The prior distribution for the final update would reflect the updates from all previous hospitals, which we can compute by dividing out hyper_likelihood[i]
.
%time hyper_i = divide(prior_hyper * hyper_likelihood_all, hyper_likelihood[i])
hyper_i.sum()
CPU times: user 310 µs, sys: 147 µs, total: 457 µs
Wall time: 342 µs
4.3344287278716945e-17
We can use hyper_i
to make the prior for the last update.
prior_i = make_prior(hyper_i)
And then do the update.
posterior_i = update(prior_i, data)
And we can confirm that the results are similar to the results from PyMC.
marginal_mu = Pmf(marginal(posterior_i, 0), mus)
marginal_sigma = Pmf(marginal(posterior_i, 1), sigmas)

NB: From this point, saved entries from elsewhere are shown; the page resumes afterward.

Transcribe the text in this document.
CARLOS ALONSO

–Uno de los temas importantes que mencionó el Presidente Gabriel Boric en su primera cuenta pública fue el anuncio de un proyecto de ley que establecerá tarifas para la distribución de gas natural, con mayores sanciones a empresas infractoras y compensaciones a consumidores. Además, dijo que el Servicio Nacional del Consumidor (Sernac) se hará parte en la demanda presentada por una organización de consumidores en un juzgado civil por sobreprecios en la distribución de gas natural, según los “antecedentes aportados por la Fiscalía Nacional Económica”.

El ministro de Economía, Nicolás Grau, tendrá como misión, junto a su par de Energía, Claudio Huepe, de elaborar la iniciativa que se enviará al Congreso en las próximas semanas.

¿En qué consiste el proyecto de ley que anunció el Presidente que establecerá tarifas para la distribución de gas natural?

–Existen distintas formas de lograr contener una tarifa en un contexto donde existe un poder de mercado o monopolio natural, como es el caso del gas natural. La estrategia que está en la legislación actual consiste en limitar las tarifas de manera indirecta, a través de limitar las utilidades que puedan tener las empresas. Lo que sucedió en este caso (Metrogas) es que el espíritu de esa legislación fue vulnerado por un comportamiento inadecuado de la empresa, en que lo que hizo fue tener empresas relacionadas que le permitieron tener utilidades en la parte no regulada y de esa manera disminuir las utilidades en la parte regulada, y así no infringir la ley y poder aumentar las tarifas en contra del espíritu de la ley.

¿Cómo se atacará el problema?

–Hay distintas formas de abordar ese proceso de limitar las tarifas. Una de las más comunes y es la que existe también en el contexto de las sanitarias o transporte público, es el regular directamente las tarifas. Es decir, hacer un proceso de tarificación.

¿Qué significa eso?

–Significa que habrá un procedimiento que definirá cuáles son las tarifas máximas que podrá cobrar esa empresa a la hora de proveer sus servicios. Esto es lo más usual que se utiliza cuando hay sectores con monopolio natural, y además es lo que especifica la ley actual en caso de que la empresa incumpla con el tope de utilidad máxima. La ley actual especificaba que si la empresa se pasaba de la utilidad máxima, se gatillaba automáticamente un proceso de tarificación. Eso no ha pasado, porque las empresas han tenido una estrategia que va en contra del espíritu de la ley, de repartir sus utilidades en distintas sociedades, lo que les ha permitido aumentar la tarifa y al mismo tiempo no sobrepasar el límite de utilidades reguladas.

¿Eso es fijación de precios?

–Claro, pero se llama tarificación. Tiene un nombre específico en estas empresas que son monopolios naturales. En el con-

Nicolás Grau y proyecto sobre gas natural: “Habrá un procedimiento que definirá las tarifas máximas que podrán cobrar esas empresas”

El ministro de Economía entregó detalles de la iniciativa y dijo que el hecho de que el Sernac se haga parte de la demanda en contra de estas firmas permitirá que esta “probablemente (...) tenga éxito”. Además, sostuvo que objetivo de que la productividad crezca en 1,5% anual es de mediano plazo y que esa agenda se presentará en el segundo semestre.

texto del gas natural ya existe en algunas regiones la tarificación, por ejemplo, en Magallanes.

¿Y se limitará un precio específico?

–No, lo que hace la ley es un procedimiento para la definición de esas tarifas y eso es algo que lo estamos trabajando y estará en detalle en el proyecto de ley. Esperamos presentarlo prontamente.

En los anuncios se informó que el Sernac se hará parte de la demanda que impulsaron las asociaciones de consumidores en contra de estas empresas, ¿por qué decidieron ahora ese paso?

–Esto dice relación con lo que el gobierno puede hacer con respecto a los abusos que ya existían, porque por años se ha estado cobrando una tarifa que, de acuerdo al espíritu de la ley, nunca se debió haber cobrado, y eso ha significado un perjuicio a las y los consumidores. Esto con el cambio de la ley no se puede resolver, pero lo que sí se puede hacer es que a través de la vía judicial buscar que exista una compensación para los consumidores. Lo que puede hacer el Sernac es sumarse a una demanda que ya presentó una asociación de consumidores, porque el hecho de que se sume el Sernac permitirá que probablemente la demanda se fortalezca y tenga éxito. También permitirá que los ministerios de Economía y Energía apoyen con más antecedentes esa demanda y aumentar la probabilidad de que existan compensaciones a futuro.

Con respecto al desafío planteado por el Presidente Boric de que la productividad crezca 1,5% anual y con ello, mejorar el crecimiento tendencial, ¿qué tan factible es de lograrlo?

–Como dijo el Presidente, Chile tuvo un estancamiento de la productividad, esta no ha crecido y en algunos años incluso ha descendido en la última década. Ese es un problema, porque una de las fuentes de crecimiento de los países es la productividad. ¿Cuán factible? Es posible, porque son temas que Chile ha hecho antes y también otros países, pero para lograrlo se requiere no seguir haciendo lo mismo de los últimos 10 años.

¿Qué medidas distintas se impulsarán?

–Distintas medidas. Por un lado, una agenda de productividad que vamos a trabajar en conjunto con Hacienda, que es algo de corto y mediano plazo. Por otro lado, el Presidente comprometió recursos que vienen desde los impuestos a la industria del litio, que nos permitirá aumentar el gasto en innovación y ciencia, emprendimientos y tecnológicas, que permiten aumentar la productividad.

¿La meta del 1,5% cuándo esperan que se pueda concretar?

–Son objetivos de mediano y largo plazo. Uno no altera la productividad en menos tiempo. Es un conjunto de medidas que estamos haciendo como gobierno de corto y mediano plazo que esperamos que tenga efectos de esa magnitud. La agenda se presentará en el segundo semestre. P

marginal_x = Pmf(marginal(posterior_i, 2), xs)
compare_cdf(marginal_mu, trace['mu'])
-2.647880881011078 -2.5956645549514694
compare_cdf(marginal_sigma, trace['sigma'])
0.19272226451430124 0.18501785022543282
compare_cdf(marginal_x, trace_xs[i])
0.07245354421667904 0.07224440565018131
Compute all marginals¶
The following function computes the marginals for all hospitals and stores the results in an array.
def compute_all_marginals(ns, ks):
shape = len(ns), len(xs)
marginal_xs = np.zeros(shape)
numerator = prior_hyper * hyper_likelihood_all
for i, data in enumerate(zip(ns, ks)):
hyper_i = divide(numerator, hyper_likelihood[i])
prior_i = make_prior(hyper_i)
posterior_i = update(prior_i, data)
marginal_xs[i] = marginal(posterior_i, 2)
return marginal_xs
%time marginal_xs = compute_all_marginals(data_ns, data_ks)
CPU times: user 184 ms, sys: 49.8 ms, total: 234 ms
Wall time: 173 ms
Here’s what the results look like, compared to the results from PyMC.
for i, ps in enumerate(marginal_xs):
pmf = Pmf(ps, xs)
plt.figure()
compare_cdf(pmf, trace_xs[i])
decorate(title=f'Posterior marginal of x for Hospital {i}',
xlabel='Death rate',
ylabel='CDF',
xlim=[trace_xs[i].min(), trace_xs[i].max()])
0.06123636407822421 0.0617519291444324
0.06653003152551518 0.06643868288267936
0.07267383211481376 0.07250041300148316
0.07245354421667904 0.07224440565018131
0.07430385699796423 0.07433369435815212
0.06606326919655045 0.06646020352443961
0.07774639529896528 0.07776805141855801
0.06788483681522386 0.06807113157490664
0.06723306224279789 0.06735326167909643
0.08183332535205982 0.08115900598539395
0.07003760661997555 0.0704088595242495
0.06136130741477605 0.06159674913422137
0.07330826956150185 0.07297933578329886
And here are the percentage differences between the results from the grid algorithm and PyMC. Most of them are less than 1%.
for i, ps in enumerate(marginal_xs):
pmf = Pmf(ps, xs)
diff = abs(pmf.mean() - trace_xs[i].mean()) / pmf.mean()
print(diff * 100)
0.841926319383687
0.13730437329010417
0.23862662568368032
0.28865194761527047
0.04015586995533174
0.6008396688759207
0.027854821447936134
0.274427646029194
0.17878024931315142
0.8240155997142278
0.5300765148763152
0.38369736461746806
0.44869941709241024
The total time to do all of these computations is about 300 ms, compared to more than 10 seconds to make and run the PyMC model. And PyMC used 4 cores; I only used one.
The grid algorithm is easy to parallelize, and it’s incremental. If you get data from a new hospital, or new data for an existing one, you can:
Compute the posterior distribution of
x
for the updated hospital, using existinghyper_likelihoods
for the other hospitals.Update
hyper_likelihoods
for the other hospitals, and run their updates again.
The total time would be about half of what it takes to start from scratch, and it’s easy to parallelize.
One drawback of the grid algorithm is that it generates marginal distributions for each hospital rather than a sample from the joint distribution of all of them. So it’s less easy to see the correlations among them.
The other drawback, in general, is that it takes more work to set up the grid algorithm. If we switch to another parameterization, it’s easier to change the PyMC model.